The commission said it would "urge the relevant courts to take appropriate measures" in efforts to "better optimise" the business environment, state media reported on Monday.

It said the contentious provision should not apply to shareholders who had sold out before the new law took effect in July.

The move comes as Beijing scrambles to manage economic discontent after a collapse in the real estate industry and shore up consumer confidence.

The protests, which experts said had threatened to turn into a broader social stability concern for Beijing, focused on who should be on the hook when private companies of the kind that once powered China's boom cannot pay their debts or go bust.

"You have this protest movement, essentially about people's livelihoods being hurt by the government's policy, and that could be a motivator for them to take a very specific action to try to subdue the discontent," said Kevin Slaten, the head of China Dissent Monitor (CDM), a project of Washington-based rights group Freedom House that tracks protests in China.

A sweeping overhaul of China's company law took effect in July, allowing companies to hold original shareholders accountable for unpaid sums despite having already transferred their shares.

But in a move that surprised legal experts, the Supreme People's Court went further by declaring old shareholders liable for unpaid sums after bankruptcy, even if they had already transferred their shares to new investors.

That retroactive enforcement angered investors who worried about potential liabilities after they had cashed out.

In a now-censored online post, one person compared the situation to selling a car and then having to pay for damages when the new owner crashes.
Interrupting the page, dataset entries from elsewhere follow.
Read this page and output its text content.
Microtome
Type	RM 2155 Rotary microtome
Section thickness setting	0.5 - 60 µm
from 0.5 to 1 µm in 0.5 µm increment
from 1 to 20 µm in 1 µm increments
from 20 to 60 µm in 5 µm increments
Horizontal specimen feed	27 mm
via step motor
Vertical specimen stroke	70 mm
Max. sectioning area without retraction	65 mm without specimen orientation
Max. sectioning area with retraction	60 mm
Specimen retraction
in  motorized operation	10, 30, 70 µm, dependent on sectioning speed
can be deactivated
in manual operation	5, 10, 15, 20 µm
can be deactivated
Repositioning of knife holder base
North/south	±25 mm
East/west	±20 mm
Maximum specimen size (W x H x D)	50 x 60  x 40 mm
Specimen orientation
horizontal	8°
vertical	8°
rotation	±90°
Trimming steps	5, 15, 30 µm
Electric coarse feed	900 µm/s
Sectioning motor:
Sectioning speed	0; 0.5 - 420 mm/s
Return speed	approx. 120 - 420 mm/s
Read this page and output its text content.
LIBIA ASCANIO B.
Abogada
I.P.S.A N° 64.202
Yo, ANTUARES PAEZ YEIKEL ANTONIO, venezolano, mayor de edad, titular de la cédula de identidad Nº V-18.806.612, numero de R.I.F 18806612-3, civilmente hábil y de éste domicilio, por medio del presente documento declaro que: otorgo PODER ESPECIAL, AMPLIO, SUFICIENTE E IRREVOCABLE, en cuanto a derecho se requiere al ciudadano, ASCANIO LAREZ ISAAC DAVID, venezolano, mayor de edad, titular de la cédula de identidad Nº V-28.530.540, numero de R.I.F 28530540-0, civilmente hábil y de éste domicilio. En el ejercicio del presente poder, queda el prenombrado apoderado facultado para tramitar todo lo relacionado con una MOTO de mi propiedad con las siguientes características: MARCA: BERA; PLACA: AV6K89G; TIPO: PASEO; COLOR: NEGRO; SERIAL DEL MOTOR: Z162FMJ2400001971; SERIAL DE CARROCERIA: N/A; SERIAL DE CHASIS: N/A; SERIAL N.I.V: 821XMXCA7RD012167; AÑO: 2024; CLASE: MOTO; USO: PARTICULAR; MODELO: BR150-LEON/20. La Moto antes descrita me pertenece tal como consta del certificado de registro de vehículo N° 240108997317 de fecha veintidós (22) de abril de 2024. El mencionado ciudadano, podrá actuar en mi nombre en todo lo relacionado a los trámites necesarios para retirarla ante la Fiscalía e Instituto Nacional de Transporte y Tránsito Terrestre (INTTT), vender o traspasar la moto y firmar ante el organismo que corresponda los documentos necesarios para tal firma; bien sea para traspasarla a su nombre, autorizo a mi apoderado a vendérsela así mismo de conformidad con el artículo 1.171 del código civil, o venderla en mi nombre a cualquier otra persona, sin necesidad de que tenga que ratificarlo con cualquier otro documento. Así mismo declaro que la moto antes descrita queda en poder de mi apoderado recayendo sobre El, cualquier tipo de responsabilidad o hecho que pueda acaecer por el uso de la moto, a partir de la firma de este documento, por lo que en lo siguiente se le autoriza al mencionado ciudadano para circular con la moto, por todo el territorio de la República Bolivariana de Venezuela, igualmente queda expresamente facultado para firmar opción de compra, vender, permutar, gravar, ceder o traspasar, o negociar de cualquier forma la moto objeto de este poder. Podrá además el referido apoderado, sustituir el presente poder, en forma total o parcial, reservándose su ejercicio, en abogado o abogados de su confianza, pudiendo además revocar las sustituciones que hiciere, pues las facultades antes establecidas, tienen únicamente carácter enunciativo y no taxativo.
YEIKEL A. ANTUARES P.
PROTESTERS ASK TO 'SEE THE CHIEF'

Videos posted on China's Douyin app between late November and early December show protests outside and within the high courts in 11 Chinese areas.
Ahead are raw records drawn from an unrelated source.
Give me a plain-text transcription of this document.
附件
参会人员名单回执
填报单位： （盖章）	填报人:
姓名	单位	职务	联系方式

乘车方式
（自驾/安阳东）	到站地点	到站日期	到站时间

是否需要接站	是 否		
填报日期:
Videos posted online show a mix of younger and older participants shouting demands to "see the chief" justice.

Some sought an explanation of the change in the law and wanted its retroactive element scrapped, citing the new law's provision on the question of investor liability, including that for failed firms.
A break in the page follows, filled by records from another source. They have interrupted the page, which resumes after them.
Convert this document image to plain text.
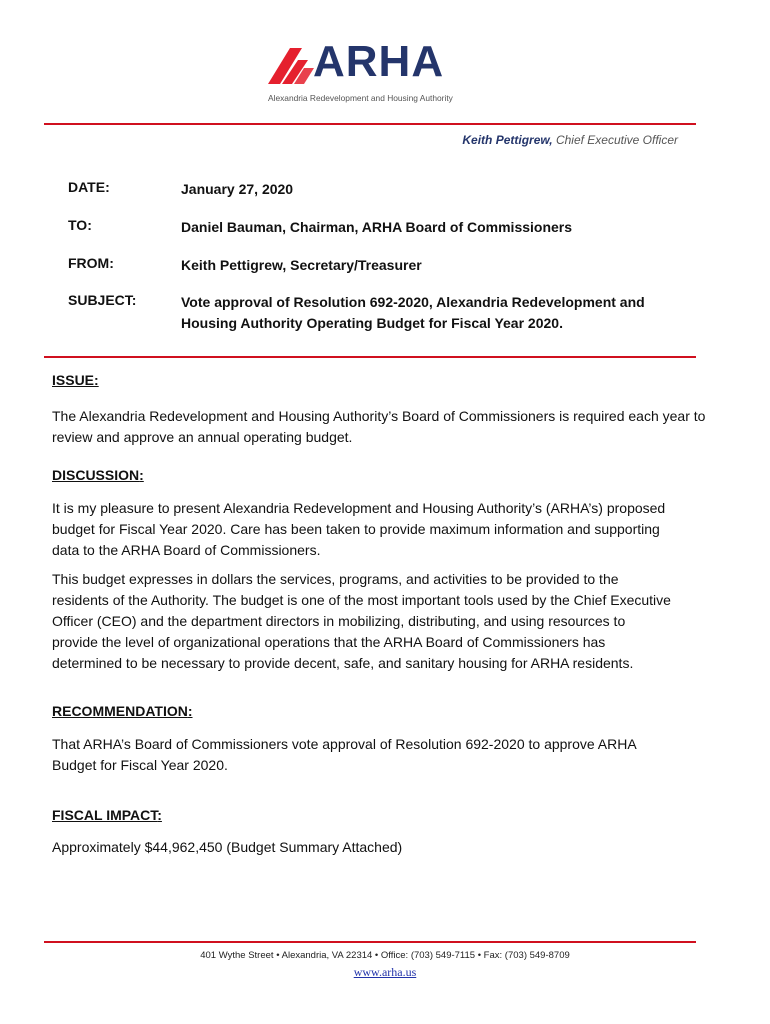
ARHA
Alexandria Redevelopment and Housing Authority
Keith Pettigrew, Chief Executive Officer
DATE:	January 27, 2020
TO:	Daniel Bauman, Chairman, ARHA Board of Commissioners
FROM:	Keith Pettigrew, Secretary/Treasurer
SUBJECT:	Vote approval of Resolution 692-2020, Alexandria Redevelopment and Housing Authority Operating Budget for Fiscal Year 2020.
ISSUE:
The Alexandria Redevelopment and Housing Authority’s Board of Commissioners is required each year to review and approve an annual operating budget.
DISCUSSION:
It is my pleasure to present Alexandria Redevelopment and Housing Authority’s (ARHA’s) proposed budget for Fiscal Year 2020. Care has been taken to provide maximum information and supporting data to the ARHA Board of Commissioners.
This budget expresses in dollars the services, programs, and activities to be provided to the residents of the Authority. The budget is one of the most important tools used by the Chief Executive Officer (CEO) and the department directors in mobilizing, distributing, and using resources to provide the level of organizational operations that the ARHA Board of Commissioners has determined to be necessary to provide decent, safe, and sanitary housing for ARHA residents.
RECOMMENDATION:
That ARHA’s Board of Commissioners vote approval of Resolution 692-2020 to approve ARHA Budget for Fiscal Year 2020.
FISCAL IMPACT:
Approximately $44,962,450 (Budget Summary Attached)
401 Wythe Street • Alexandria, VA 22314 • Office: (703) 549-7115 • Fax: (703) 549-8709
www.arha.us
In Chengdu, the capital of the southwestern province of Sichuan where videos documented three protests, one was emblazoned with the online slogan, "Fairness and justice will definitely win."

Censors took down most videos quickly, though some continue to circulate.

CDM provided Reuters with an archive of the videos. Reuters was able to confirm the identified location of several, but could not confirm their dates and was unable to reach any of the individuals involved.

October's economic protests were the highest since 2022, a CDM tally showed for the most recent month on which it has data.

Until recently, China had made it easy to set up firms with declared equity that could be paid in over years. That allowed firms to be quickly established, secure business and borrow. In effect, shareholders were given years to pay for their stock.

But that loophole also opened the way to fraud.

"You had cases of shareholders, in order to avoid their payment obligation, transfer shares to their own relatives, or to people who were very old, those who had no means to pay, purposefully to avoid taking on their payment obligations," said Ren Yimin, a founding partner of Capital Equity Legal Group.

The collapse this year of developer Evergrande with more than $300 billion in debt, also underscored rising stakes for creditors.

In one of the first retroactive rulings, delivered in August by a Beijing court, the original shareholders who had sold their stake in a company called Ren He were held liable for millions of yuan sought by creditors.